宮坂静生「大愛の宙」

著者 宮坂静生
タイトル 大愛の宙
出版年月/出版社 受賞回[年] 26回[2011年]
分野 俳句 分類 選評

  最終選考に残された候補作品はさすがに独自の世界が屹立していた。
  その中で、『群生海』を選考委員三人が最終的に一致して推したのは、作品の完成度が高いことであった。完成度とはなにか。無心の世界が捉えられていることだ。思わずことばを失った果てに生まれる宙は日常次元のさらに奥の世界。
    夏の月人もをらずに上りをり
  夏の月が出ている。月が新たなことばを齎したのである。人がおればことばは日常次元に留まったはず。ところが、夏の月だけが存在する完結した不思議な世界を捉え、感動という稀な体験こそが作品を生む核であることを改めて気付かせてくれる。
    どの村も木枯やんで大月夜
    白山を大廻りして小鳥来る
    青空のどこも深くて年つまる
  俳句のことばは私意を伝達するものではない。いくぶん飛躍したいい方をするならば、宇宙から齎されたものがことばを担ってくる。それを誤りなく捉える心を表現者はつねに温めていなければならない。木枯の後の大月夜も白山廻りの小鳥も大晦日の青空も自然の光景がことばを連れて作者に訪れたのである。
    凍る夜の星晨めぐる音すなり
  出色の句である。名句「虫の夜の星空に浮く地球かな」(『夏の峠』)以後の宇宙詠の極北の作であるが、今句集にはこのような宇宙の根源を詠った句は少ない。

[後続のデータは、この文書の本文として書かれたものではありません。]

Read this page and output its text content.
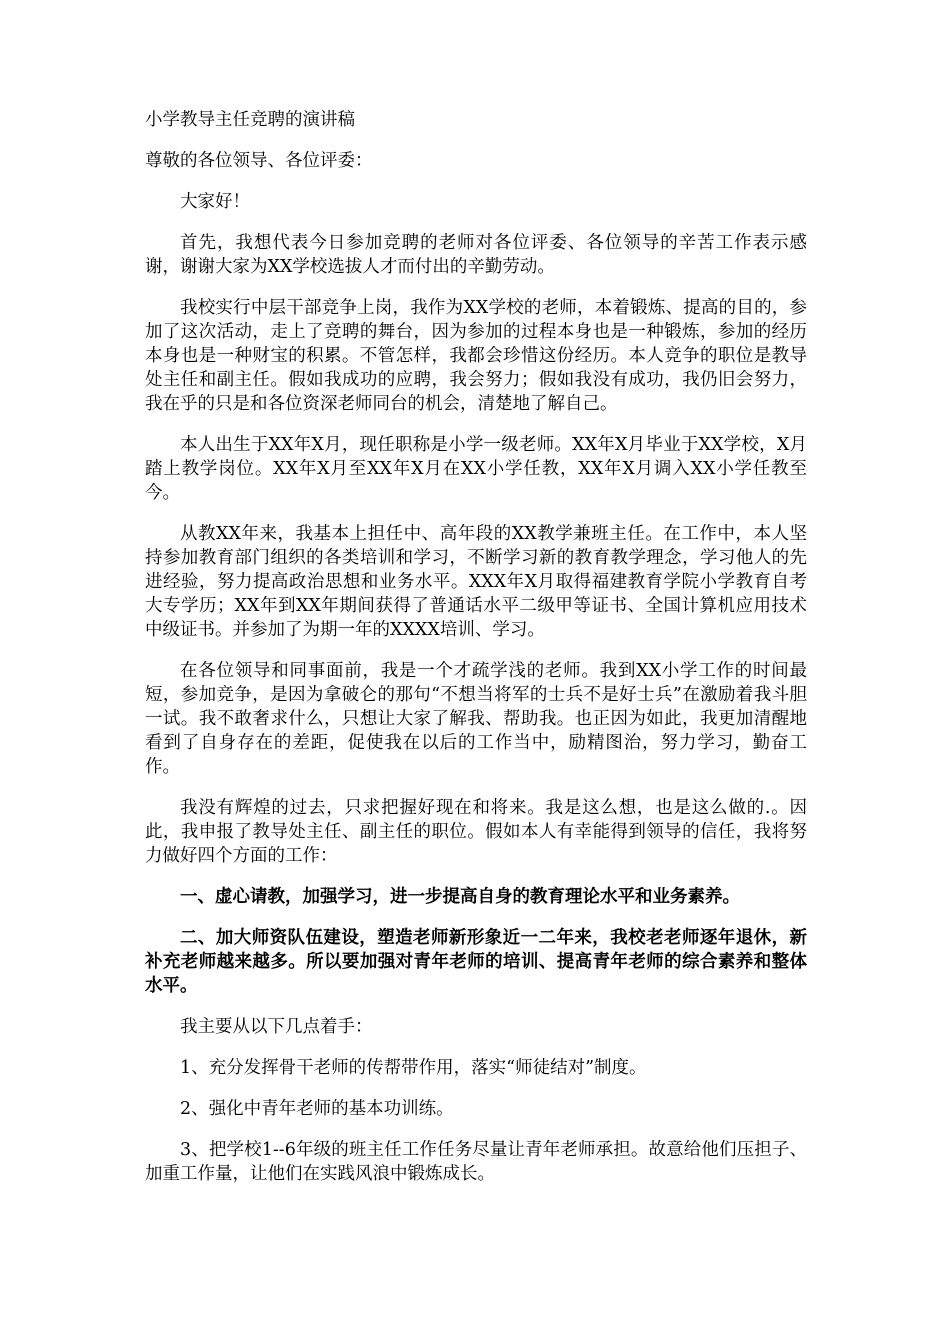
小学教导主任竞聘的演讲稿

尊敬的各位领导、各位评委：

大家好！

首先，我想代表今日参加竞聘的老师对各位评委、各位领导的辛苦工作表示感谢，谢谢大家为XX学校选拔人才而付出的辛勤劳动。

我校实行中层干部竞争上岗，我作为XX学校的老师，本着锻炼、提高的目的，参加了这次活动，走上了竞聘的舞台，因为参加的过程本身也是一种锻炼，参加的经历本身也是一种财宝的积累。不管怎样，我都会珍惜这份经历。本人竞争的职位是教导处主任和副主任。假如我成功的应聘，我会努力；假如我没有成功，我仍旧会努力，我在乎的只是和各位资深老师同台的机会，清楚地了解自己。

本人出生于XX年X月，现任职称是小学一级老师。XX年X月毕业于XX学校，X月踏上教学岗位。XX年X月至XX年X月在XX小学任教，XX年X月调入XX小学任教至今。

从教XX年来，我基本上担任中、高年段的XX教学兼班主任。在工作中，本人坚持参加教育部门组织的各类培训和学习，不断学习新的教育教学理念，学习他人的先进经验，努力提高政治思想和业务水平。XXX年X月取得福建教育学院小学教育自考大专学历；XX年到XX年期间获得了普通话水平二级甲等证书、全国计算机应用技术中级证书。并参加了为期一年的XXXX培训、学习。

在各位领导和同事面前，我是一个才疏学浅的老师。我到XX小学工作的时间最短，参加竞争，是因为拿破仑的那句“不想当将军的士兵不是好士兵”在激励着我斗胆一试。我不敢奢求什么，只想让大家了解我、帮助我。也正因为如此，我更加清醒地看到了自身存在的差距，促使我在以后的工作当中，励精图治，努力学习，勤奋工作。

我没有辉煌的过去，只求把握好现在和将来。我是这么想，也是这么做的.。因此，我申报了教导处主任、副主任的职位。假如本人有幸能得到领导的信任，我将努力做好四个方面的工作：

一、虚心请教，加强学习，进一步提高自身的教育理论水平和业务素养。

二、加大师资队伍建设，塑造老师新形象近一二年来，我校老老师逐年退休，新补充老师越来越多。所以要加强对青年老师的培训、提高青年老师的综合素养和整体水平。

我主要从以下几点着手：

1、充分发挥骨干老师的传帮带作用，落实“师徒结对”制度。

2、强化中青年老师的基本功训练。

3、把学校1--6年级的班主任工作任务尽量让青年老师承担。故意给他们压担子、加重工作量，让他们在实践风浪中锻炼成长。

  かつて『宗教の授業』(法蔵館)で「日本人の自然観」を親鸞の「自然じねん」(自然とは根源的なものが現にあらわれているということ)を介して説かれたいい方をりるならば、日常の自然と思われる身近なところに根源を捉えた句が多い。どの句も相貌が優しい。私はそこに浄土真宗の宗教者であり、フィヒテ学の哲学者としての、八一歳の半生の果てに到達された人間大峯あきらの大愛の心を見る。
    花の日も西に廻りしかと思ふ
    門一つつぶれさうなる暮春かな
    さまざまの物の中なる日向水
    紋付の人また通る狸罠
    そのかみの隠郡なばりのこおり田水沸く
    御七夜の吉野は寒くなるばかり
    種芋や室生の家のよき日向
  夕影が射してきた花、やっと保っている暮春の門、農家の納屋先の日向水、狸罠に掛りそうな村人、隠(名張)も吉野も室生も古来懐かしき鄙の地。どれもなんと優しいことか。

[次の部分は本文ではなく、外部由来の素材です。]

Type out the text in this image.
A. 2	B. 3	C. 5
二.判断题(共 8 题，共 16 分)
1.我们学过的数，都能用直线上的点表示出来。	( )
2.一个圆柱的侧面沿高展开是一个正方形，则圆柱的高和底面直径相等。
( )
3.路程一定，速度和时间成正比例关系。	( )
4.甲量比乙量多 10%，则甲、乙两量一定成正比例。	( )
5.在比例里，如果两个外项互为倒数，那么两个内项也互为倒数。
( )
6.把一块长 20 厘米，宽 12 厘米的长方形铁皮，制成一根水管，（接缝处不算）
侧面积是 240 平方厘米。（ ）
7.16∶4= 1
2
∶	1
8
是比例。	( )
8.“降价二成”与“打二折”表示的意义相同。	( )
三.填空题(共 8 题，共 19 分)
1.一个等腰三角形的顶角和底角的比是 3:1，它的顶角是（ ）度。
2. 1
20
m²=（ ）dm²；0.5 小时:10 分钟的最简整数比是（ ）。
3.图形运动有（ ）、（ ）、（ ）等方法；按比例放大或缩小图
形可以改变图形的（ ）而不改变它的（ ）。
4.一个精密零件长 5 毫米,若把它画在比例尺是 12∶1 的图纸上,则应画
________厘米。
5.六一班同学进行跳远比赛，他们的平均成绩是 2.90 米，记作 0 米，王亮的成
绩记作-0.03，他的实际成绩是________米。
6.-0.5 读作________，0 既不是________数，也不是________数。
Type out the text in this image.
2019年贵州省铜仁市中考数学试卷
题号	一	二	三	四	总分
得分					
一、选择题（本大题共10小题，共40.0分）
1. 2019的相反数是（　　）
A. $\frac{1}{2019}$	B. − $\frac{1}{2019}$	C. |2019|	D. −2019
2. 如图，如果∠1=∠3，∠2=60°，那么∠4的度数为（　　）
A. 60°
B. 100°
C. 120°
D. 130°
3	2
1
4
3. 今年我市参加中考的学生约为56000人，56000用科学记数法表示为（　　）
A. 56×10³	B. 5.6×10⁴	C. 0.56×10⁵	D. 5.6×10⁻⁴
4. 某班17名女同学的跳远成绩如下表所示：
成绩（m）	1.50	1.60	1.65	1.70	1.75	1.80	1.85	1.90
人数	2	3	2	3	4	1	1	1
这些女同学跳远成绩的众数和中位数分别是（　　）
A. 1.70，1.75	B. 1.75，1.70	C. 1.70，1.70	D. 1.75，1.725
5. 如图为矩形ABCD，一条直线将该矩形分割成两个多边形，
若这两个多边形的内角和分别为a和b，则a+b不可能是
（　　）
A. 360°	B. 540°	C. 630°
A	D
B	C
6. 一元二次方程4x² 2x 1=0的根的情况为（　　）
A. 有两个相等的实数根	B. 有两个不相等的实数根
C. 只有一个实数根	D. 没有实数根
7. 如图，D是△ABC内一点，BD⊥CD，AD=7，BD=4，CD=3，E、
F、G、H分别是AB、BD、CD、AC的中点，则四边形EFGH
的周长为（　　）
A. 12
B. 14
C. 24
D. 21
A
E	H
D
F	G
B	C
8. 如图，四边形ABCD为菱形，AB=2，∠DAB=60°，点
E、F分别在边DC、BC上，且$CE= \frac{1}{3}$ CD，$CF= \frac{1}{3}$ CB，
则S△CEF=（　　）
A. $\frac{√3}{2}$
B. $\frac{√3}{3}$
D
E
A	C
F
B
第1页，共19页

  最短詩型十七音字が詠える最良の詩想は「優しさ」であろう。優しさはヒューマニズムを超えた自然の根源に宿る。どこか、鄙の地霊を喚び出し、時空を超え交歓する趣き。
 『暮らしの哲学』(毎日新聞社)を提唱した女性哲学者池田晶子さんが癌により四六年六ヵ月の命を終えたのが、二〇〇七年二月二三日。親交篤い大峯さんの彼女への追悼句は最高に優しい。大きな宙への愛が滲む。